Maireana is a genus of around 58 species of flowering plants commonly known as bluebushes, in the family Amaranthaceae that are endemic to Australia. Plants in the genus Maireana are herbaceous to woody perennial plants or small shrubs with often fleshy or succulent leaves, sessile flowers with five petals and five stamens, and the fruit is a utricle containing a single seed.

==Description==
Plants in the genus Maireana are herbaceous to woody perennials or small shrubs that are glabrous or sometimes covered with woolly hairs. The leaves are globe-shaped to terete or narrowly oblong, often fleshy or succulent. The flowers are sessile, arranged singly or in pairs in leaf axils and are dioecious or hermaphrodite with five petals and five stamens opposite the petals. The ovary is more or less spherical with a short style and two or three linear stigmas. The perianth of the fruit has a wing, sometimes divided into separate leathery wings, at the base lobes that more or less obscure the utricle.
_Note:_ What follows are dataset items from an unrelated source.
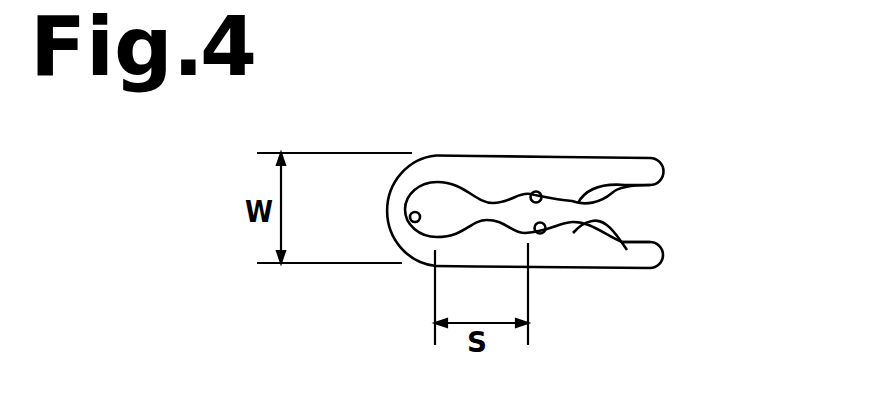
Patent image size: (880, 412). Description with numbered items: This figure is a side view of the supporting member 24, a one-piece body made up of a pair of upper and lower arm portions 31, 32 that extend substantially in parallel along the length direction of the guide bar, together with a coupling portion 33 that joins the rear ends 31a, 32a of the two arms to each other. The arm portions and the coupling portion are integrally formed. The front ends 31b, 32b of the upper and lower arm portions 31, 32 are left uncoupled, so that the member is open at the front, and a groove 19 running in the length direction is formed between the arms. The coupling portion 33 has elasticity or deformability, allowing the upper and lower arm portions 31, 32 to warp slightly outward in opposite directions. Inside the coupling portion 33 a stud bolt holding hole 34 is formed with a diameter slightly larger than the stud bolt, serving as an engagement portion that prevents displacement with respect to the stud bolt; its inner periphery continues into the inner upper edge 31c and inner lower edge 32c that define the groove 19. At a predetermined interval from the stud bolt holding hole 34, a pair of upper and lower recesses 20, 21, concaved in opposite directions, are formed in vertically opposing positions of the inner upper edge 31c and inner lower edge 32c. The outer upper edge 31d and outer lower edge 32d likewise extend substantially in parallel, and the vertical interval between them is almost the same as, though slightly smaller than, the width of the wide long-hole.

The groove 19 is at (636, 212).
The upper recess 20 is at (542, 196).
The lower recess 21 is at (553, 228).
The supporting member 24 is at (586, 146).
The upper arm portion 31 is at (528, 148).
The rear end of upper arm portion 31a is at (432, 166).
The front end of upper arm portion 31b is at (657, 172).
The inner upper edge 31c is at (578, 203).
The outer upper edge 31d is at (483, 159).
The lower arm portion 32 is at (551, 280).
The rear end of lower arm portion 32a is at (423, 248).
The front end of lower arm portion 32b is at (657, 257).
The inner lower edge 32c is at (627, 250).
The outer lower edge 32d is at (485, 268).
The coupling portion 33 is at (370, 214).
The stud bolt holding hole 34 is at (413, 224).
The utricle is disc-like, top-shaped or spherical and contains a single seed.

== Taxonomy ==
The genus Maireana was first formally described in 1840 by the botanist, Moquin-Tandon and named to honour Joseph François Maire (1780–1867), an amateur botanist who befriended him during the author's first visit to Paris in 1834. The type species is Maireana tomentosa.

==Distribution==
Species of Maireana, known as bluebushes, are found in all mainland states of Australia.

===Species list===
The following species of Maireana are accepted by the Australian Plant Census as at April 2025:

- Maireana amoena (Diels) Paul G.Wilson (W.A.)
- Maireana aphylla (R.Br.) Paul G.Wilson - cotton bush or leafless bluebush (N.T., W.A., S.A., Qld., Vic, N.S.W.)
- Maireana appressa (Benth.) Paul G.Wilson – grey bluebush (W.A., S.A., N.T., Qld., N.S.W., Vic.)
- Maireana astrotricha (L.A.S.Johnson) Paul G.Wilson – low bluebush, southern bluebush, grey bluebush (N.S.W., Qld., N.T.)
- Maireana atkinsiana (W.Fitzg.) Paul G.Wilson (W.A.)
- Maireana brevifolia (R.Br.) Paul G.Wilson - small-leaf bluebush, eastern cotton bush, short-leaf bluebush (W.A., N.T., S.A., Qld., N.S.W., Vic.)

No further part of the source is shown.